Un parcours d’appropriation du patrimoine local retissant les liens communautaires représente donc le point de départ du projet, accompagné par la mise en place d’un système de garantie participatif pour s’assurer que les lignes directrices soient effectivement respectées.

L’objectif est celui de créer une identité de groupe basée sur des valeurs partagées et de permettre aux voyageurs d’accéder à la culture, à l’identité et à la gastronomie locales. Relever ce défi ne sera possible qu’à travers la connaissance des spécificités territoriales et à la sensibilisation aux défis et aux menaces pesant sur la durabilité du système. Ces activités peuvent prendre la forme de visites et rencontres avec les producteurs des Sentinelles Slow Food, d’ateliers découverte des produits inscrits à l’Arche du Gout ou via la rencontre de Communautés de Terra Madre.

L’initiative démarre avec un projet (Slow Food Travel), visant à la mise en place progressive de conditions nécessaires pour son adoption par les collectivités territoriales. Il s’agit donc d’un projet qui détient les potentialités pour son développement et renouvellement dans le temps, devenant non seulement réseau local, mais aussi noyau connecté à un réseau plus grand, celui de Slow Food.

Potentiellement, tous les sites SIPAM sont des foyers potentiels de projets Slow Food car, un paysage rural historique ayant conservé sa vocation agricole joue encore un rôle de maintien de la biodiversité alimentaire pouvant être mise en valeur par la reconnaissance Sentinelles. Ces initiatives peuvent contribuer à défendre des aliments en danger mais aussi les paysages dans lesquels ils s’inscrivent et desquels ils dépendent, pour ensuite être intégrées à des projets de valorisation territoriale plus grands, tels que Slow Food Travel.

Les approches SIPAM et Slow Food font écho à la Convention Européenne du Paysage, ratifiée en 2005 avec la Convention de Faro, qui a indiqué le chemin à suivre par tout acteur souhaitant contribuer à faire des paysages la vraie maison des communautés qui les habitent :

« La participation citoyenne est un élément essentiel de la sensibilisation à la valeur du patrimoine culturel et à sa contribution au bien-être et à la qualité de vie. Dans ce contexte, les Etats sont appelés à promouvoir un processus de valorisation participatif, basé sur la synergie entre institutions publiques, particuliers, associations ».

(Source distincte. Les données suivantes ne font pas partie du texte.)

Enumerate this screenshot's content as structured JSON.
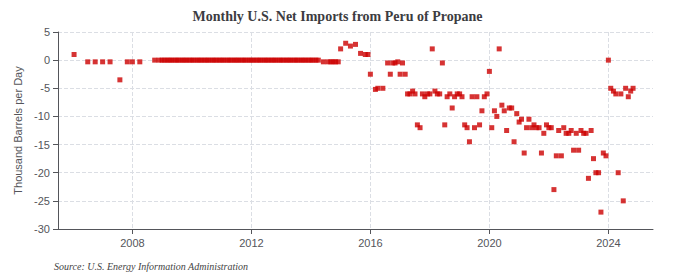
{
  "chart_data": {
    "type": "scatter",
    "title": "Monthly U.S. Net Imports from Peru of Propane",
    "ylabel": "Thousand Barrels per Day",
    "annotations": [
      "Source: U.S. Energy Information Administration"
    ],
    "color": "#cc0000",
    "marker": "square",
    "grid": true,
    "xlim": [
      2005.5,
      2025.5
    ],
    "xticks": [
      2008,
      2012,
      2016,
      2020,
      2024
    ],
    "ylim": [
      -30,
      5
    ],
    "yticks": [
      5,
      0,
      -5,
      -10,
      -15,
      -20,
      -25,
      -30
    ],
    "x": [
      2006.04,
      2006.5,
      2006.75,
      2007.0,
      2007.25,
      2007.58,
      2007.83,
      2008.0,
      2008.25,
      2008.75,
      2008.9,
      2009.0,
      2009.08,
      2009.17,
      2009.25,
      2009.33,
      2009.42,
      2009.5,
      2009.58,
      2009.67,
      2009.75,
      2009.83,
      2009.92,
      2010.0,
      2010.08,
      2010.17,
      2010.25,
      2010.33,
      2010.42,
      2010.5,
      2010.58,
      2010.67,
      2010.75,
      2010.83,
      2010.92,
      2011.0,
      2011.08,
      2011.17,
      2011.25,
      2011.33,
      2011.42,
      2011.5,
      2011.58,
      2011.67,
      2011.75,
      2011.83,
      2011.92,
      2012.0,
      2012.08,
      2012.17,
      2012.25,
      2012.33,
      2012.42,
      2012.5,
      2012.58,
      2012.67,
      2012.75,
      2012.83,
      2012.92,
      2013.0,
      2013.08,
      2013.17,
      2013.25,
      2013.33,
      2013.42,
      2013.5,
      2013.58,
      2013.67,
      2013.75,
      2013.83,
      2013.92,
      2014.0,
      2014.08,
      2014.17,
      2014.25,
      2014.42,
      2014.58,
      2014.67,
      2014.75,
      2014.83,
      2014.92,
      2015.0,
      2015.17,
      2015.33,
      2015.5,
      2015.67,
      2015.83,
      2015.92,
      2016.0,
      2016.17,
      2016.25,
      2016.42,
      2016.58,
      2016.67,
      2016.75,
      2016.83,
      2016.92,
      2017.0,
      2017.08,
      2017.17,
      2017.25,
      2017.33,
      2017.42,
      2017.5,
      2017.58,
      2017.67,
      2017.75,
      2017.83,
      2017.92,
      2018.0,
      2018.08,
      2018.17,
      2018.25,
      2018.33,
      2018.42,
      2018.5,
      2018.58,
      2018.67,
      2018.75,
      2018.83,
      2018.92,
      2019.0,
      2019.08,
      2019.17,
      2019.25,
      2019.33,
      2019.42,
      2019.5,
      2019.58,
      2019.67,
      2019.75,
      2019.83,
      2019.92,
      2020.0,
      2020.08,
      2020.17,
      2020.25,
      2020.33,
      2020.42,
      2020.5,
      2020.58,
      2020.67,
      2020.75,
      2020.83,
      2020.92,
      2021.0,
      2021.08,
      2021.17,
      2021.25,
      2021.33,
      2021.42,
      2021.5,
      2021.58,
      2021.67,
      2021.75,
      2021.83,
      2021.92,
      2022.0,
      2022.08,
      2022.17,
      2022.25,
      2022.33,
      2022.42,
      2022.5,
      2022.58,
      2022.67,
      2022.75,
      2022.83,
      2022.92,
      2023.0,
      2023.08,
      2023.17,
      2023.25,
      2023.33,
      2023.42,
      2023.5,
      2023.58,
      2023.67,
      2023.75,
      2023.83,
      2023.92,
      2024.0,
      2024.08,
      2024.17,
      2024.25,
      2024.33,
      2024.42,
      2024.5,
      2024.58,
      2024.67,
      2024.75,
      2024.83
    ],
    "values": [
      1.0,
      -0.3,
      -0.3,
      -0.3,
      -0.3,
      -3.5,
      -0.3,
      -0.3,
      -0.3,
      0,
      0,
      0,
      0,
      0,
      0,
      0,
      0,
      0,
      0,
      0,
      0,
      0,
      0,
      0,
      0,
      0,
      0,
      0,
      0,
      0,
      0,
      0,
      0,
      0,
      0,
      0,
      0,
      0,
      0,
      0,
      0,
      0,
      0,
      0,
      0,
      0,
      0,
      0,
      0,
      0,
      0,
      0,
      0,
      0,
      0,
      0,
      0,
      0,
      0,
      0,
      0,
      0,
      0,
      0,
      0,
      0,
      0,
      0,
      0,
      0,
      0,
      0,
      0,
      0,
      0,
      -0.3,
      -0.3,
      -0.3,
      -0.3,
      -0.3,
      -0.3,
      2.0,
      3.0,
      2.5,
      2.8,
      1.2,
      1.0,
      1.0,
      -2.5,
      -5.2,
      -5.0,
      -5.0,
      -0.5,
      -2.5,
      -0.5,
      -0.5,
      -0.3,
      -2.5,
      -0.5,
      -2.5,
      -6.0,
      -6.0,
      -5.5,
      -6.0,
      -11.5,
      -12.0,
      -6.0,
      -6.5,
      -6.0,
      -6.0,
      2.0,
      -5.5,
      -6.0,
      -6.0,
      -0.5,
      -11.5,
      -6.5,
      -6.0,
      -8.5,
      -6.5,
      -6.0,
      -6.0,
      -6.5,
      -11.5,
      -12.0,
      -14.5,
      -6.5,
      -12.0,
      -6.5,
      -11.5,
      -9.0,
      -6.5,
      -6.0,
      -2.0,
      -12.0,
      -9.0,
      -10.0,
      2.0,
      -8.0,
      -9.0,
      -12.5,
      -8.5,
      -8.5,
      -14.5,
      -9.5,
      -11.0,
      -10.5,
      -16.5,
      -12.0,
      -10.5,
      -12.0,
      -11.5,
      -12.0,
      -12.0,
      -16.5,
      -13.0,
      -11.5,
      -12.0,
      -12.0,
      -23.0,
      -17.0,
      -12.5,
      -17.0,
      -12.0,
      -13.0,
      -13.0,
      -12.5,
      -16.0,
      -13.0,
      -16.0,
      -12.5,
      -13.0,
      -13.0,
      -21.0,
      -12.5,
      -17.5,
      -20.0,
      -20.0,
      -27.0,
      -16.5,
      -17.0,
      0.0,
      -5.0,
      -5.5,
      -6.0,
      -20.0,
      -6.0,
      -25.0,
      -5.0,
      -6.5,
      -5.5,
      -5.0
    ]
  }
}
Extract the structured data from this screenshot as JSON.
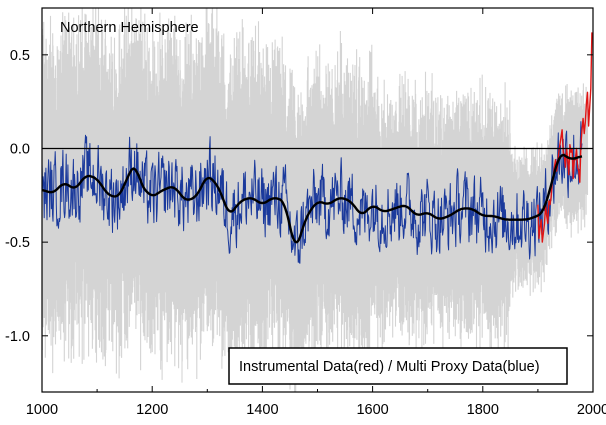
{
  "chart_data": {
    "type": "line",
    "title": "Northern Hemisphere",
    "xlabel": "",
    "ylabel": "",
    "xlim": [
      1000,
      2000
    ],
    "ylim": [
      -1.3,
      0.75
    ],
    "x_ticks": [
      1000,
      1200,
      1400,
      1600,
      1800,
      2000
    ],
    "x_tick_labels": [
      "1000",
      "1200",
      "1400",
      "1600",
      "1800",
      "2000"
    ],
    "y_ticks": [
      0.5,
      0.0,
      -0.5,
      -1.0
    ],
    "y_tick_labels": [
      "0.5",
      "0.0",
      "-0.5",
      "-1.0"
    ],
    "zero_line": 0.0,
    "legend_text": "Instrumental Data(red) / Multi Proxy Data(blue)",
    "legend_position": "bottom-right",
    "grid": false,
    "colors": {
      "uncertainty": "#d4d4d4",
      "proxy": "#1b3a9c",
      "instrumental": "#e01414",
      "smooth": "#000000",
      "zero_line": "#000000"
    },
    "series": [
      {
        "name": "Instrumental Data",
        "color": "red",
        "x": [
          1900,
          1902,
          1904,
          1906,
          1908,
          1910,
          1912,
          1914,
          1916,
          1918,
          1920,
          1922,
          1924,
          1926,
          1928,
          1930,
          1932,
          1934,
          1936,
          1938,
          1940,
          1942,
          1944,
          1946,
          1948,
          1950,
          1952,
          1954,
          1956,
          1958,
          1960,
          1962,
          1964,
          1966,
          1968,
          1970,
          1972,
          1974,
          1976,
          1978,
          1980,
          1982,
          1984,
          1986,
          1988,
          1990,
          1992,
          1994,
          1996,
          1998
        ],
        "y": [
          -0.3,
          -0.48,
          -0.42,
          -0.38,
          -0.5,
          -0.45,
          -0.4,
          -0.3,
          -0.36,
          -0.4,
          -0.28,
          -0.3,
          -0.26,
          -0.18,
          -0.16,
          -0.1,
          -0.06,
          -0.12,
          -0.08,
          -0.02,
          0.02,
          0.06,
          0.1,
          -0.02,
          -0.04,
          -0.1,
          0.0,
          -0.06,
          -0.14,
          0.02,
          -0.02,
          0.0,
          -0.16,
          -0.06,
          -0.06,
          0.0,
          -0.1,
          -0.12,
          -0.18,
          0.02,
          0.1,
          0.16,
          0.08,
          0.14,
          0.24,
          0.3,
          0.12,
          0.22,
          0.32,
          0.62
        ]
      }
    ],
    "proxy_series": {
      "name": "Multi Proxy Data",
      "color": "blue",
      "x_range": [
        1000,
        1980
      ],
      "smooth_anchors": {
        "x": [
          1000,
          1020,
          1040,
          1060,
          1080,
          1100,
          1120,
          1140,
          1160,
          1170,
          1180,
          1200,
          1220,
          1240,
          1260,
          1280,
          1300,
          1320,
          1340,
          1360,
          1380,
          1400,
          1420,
          1440,
          1460,
          1480,
          1500,
          1520,
          1540,
          1560,
          1580,
          1600,
          1620,
          1640,
          1660,
          1680,
          1700,
          1720,
          1740,
          1760,
          1780,
          1800,
          1820,
          1840,
          1860,
          1880,
          1900,
          1910,
          1920,
          1940,
          1960,
          1980
        ],
        "y": [
          -0.22,
          -0.24,
          -0.18,
          -0.22,
          -0.14,
          -0.16,
          -0.25,
          -0.26,
          -0.12,
          -0.08,
          -0.2,
          -0.26,
          -0.22,
          -0.2,
          -0.28,
          -0.26,
          -0.14,
          -0.2,
          -0.36,
          -0.28,
          -0.26,
          -0.3,
          -0.26,
          -0.28,
          -0.55,
          -0.36,
          -0.28,
          -0.3,
          -0.26,
          -0.28,
          -0.36,
          -0.3,
          -0.34,
          -0.32,
          -0.3,
          -0.36,
          -0.34,
          -0.38,
          -0.36,
          -0.32,
          -0.32,
          -0.36,
          -0.36,
          -0.38,
          -0.38,
          -0.38,
          -0.36,
          -0.34,
          -0.24,
          -0.02,
          -0.06,
          -0.04
        ]
      }
    }
  }
}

Il s’agit d’un parcours que Slow Food Travel essaye de développer en s’inspirant aussi de l’expérience des « Parish Maps » des Ecomusées travaillant en première ligne dans l’application de la convention européenne du Paysage. Parcours qui marque également la rencontre avec le Programme SIPAM de la FAO marqué par l’intérêt grandissant des pays candidats afin de favoriser la diversification et la résilience socio-économique des agriculteurs en construisant et chérissant leur patrimoine local.

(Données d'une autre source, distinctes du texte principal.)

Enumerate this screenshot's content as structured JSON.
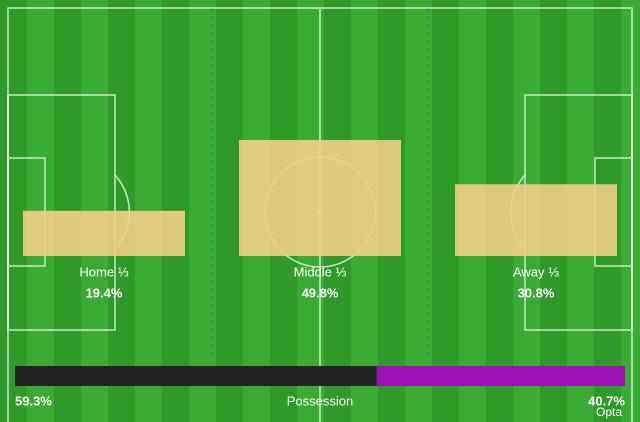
{
  "chart_data": [
    {
      "type": "territory",
      "categories": [
        "Home ⅓",
        "Middle ⅓",
        "Away ⅓"
      ],
      "values": [
        19.4,
        49.8,
        30.8
      ],
      "value_labels": [
        "19.4%",
        "49.8%",
        "30.8%"
      ],
      "color": "#f2cf86",
      "source": "Opta"
    },
    {
      "type": "possession",
      "title": "Possession",
      "values": [
        59.3,
        40.7
      ],
      "value_labels": [
        "59.3%",
        "40.7%"
      ],
      "colors": [
        "#222222",
        "#9c12b4"
      ]
    }
  ]
}
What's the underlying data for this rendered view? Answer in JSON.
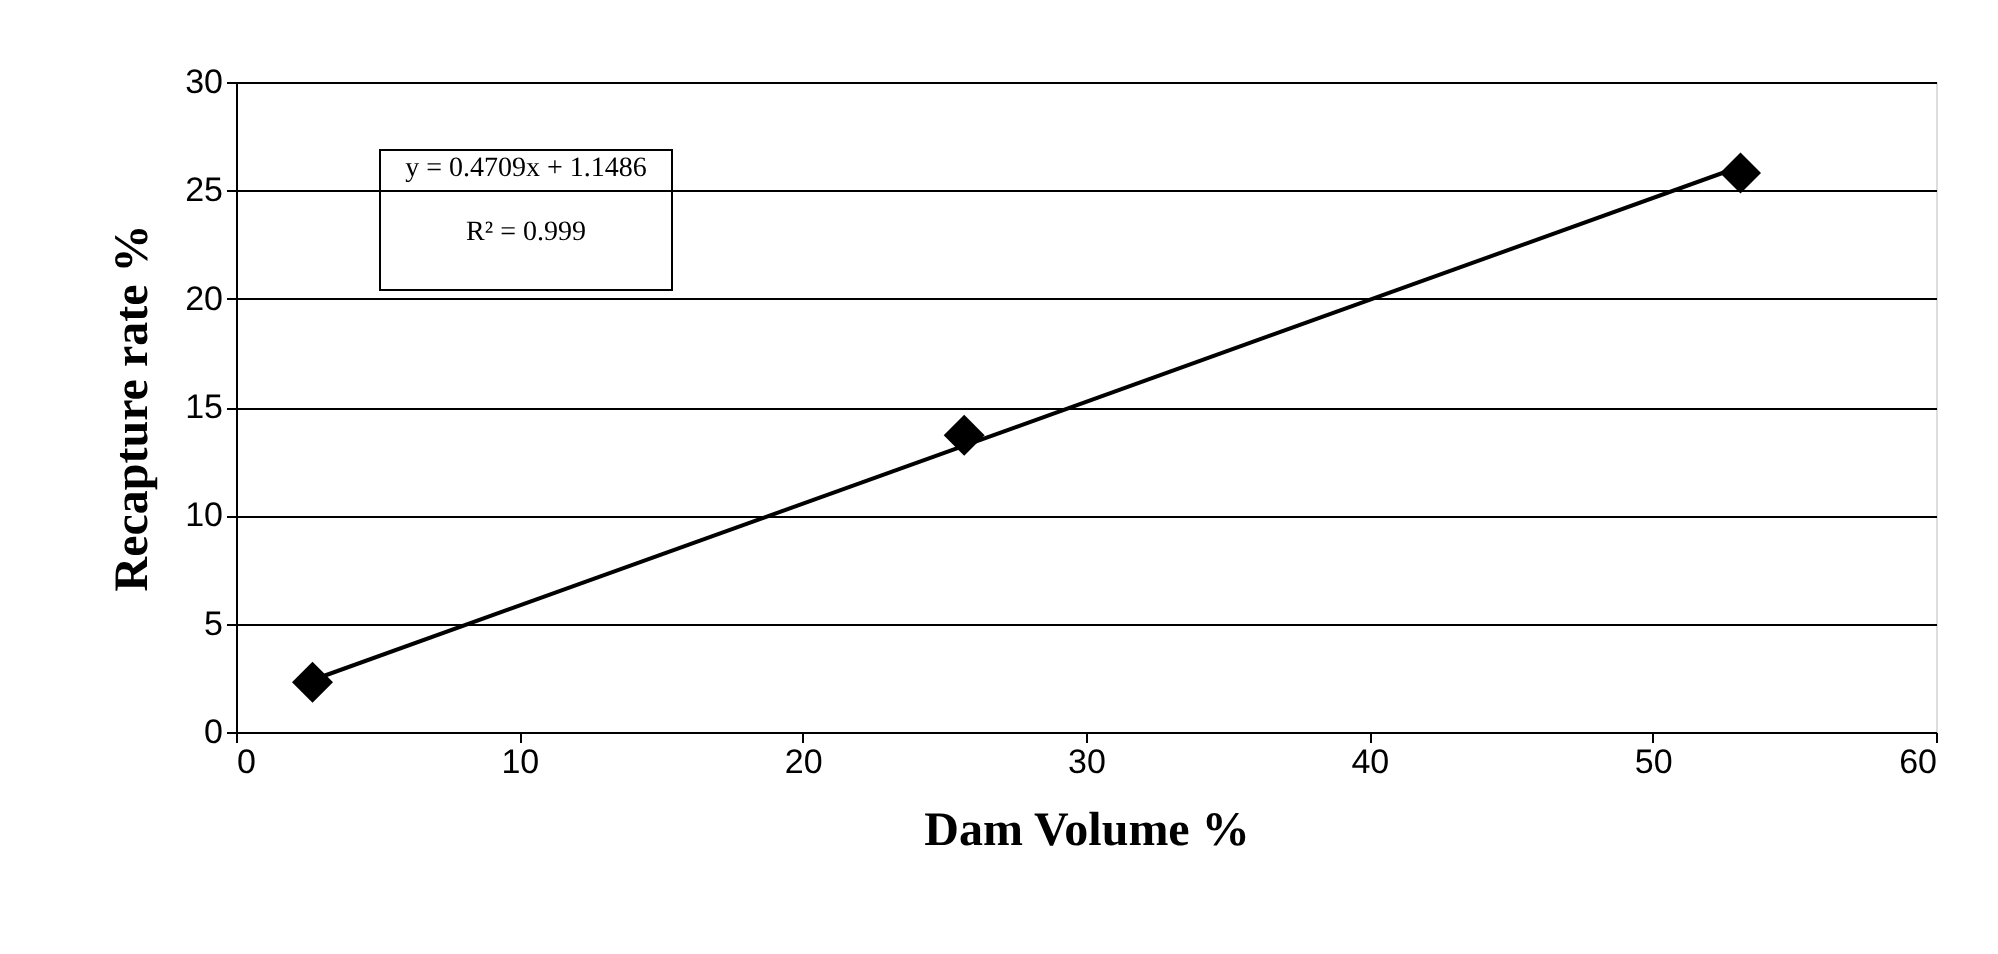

Les chemins des SIPAM et de Slow Food convergent tous deux vers la volonté d’explorer les possibilités offertes par un tourisme durable au sens originel du terme, géré par les communautés locales qui, par la protection et la mise en valeur de leur patrimoine culturel et territorial, redonnent un nouveau souffle à leur identité et à leur attachement aux traditions agricoles.

Les systèmes agricoles traditionnels portent déjà toutes les ressources naturelles, les savoirs et la créativité pour offrir un service authentique et durable qui leur est propre. Notre responsabilité est aujourd’hui de donner aux communautés les cartes nécessaires pour pouvoir faire de ces trésors un outil efficace de valorisation et de reconnaissance durable et inclusif.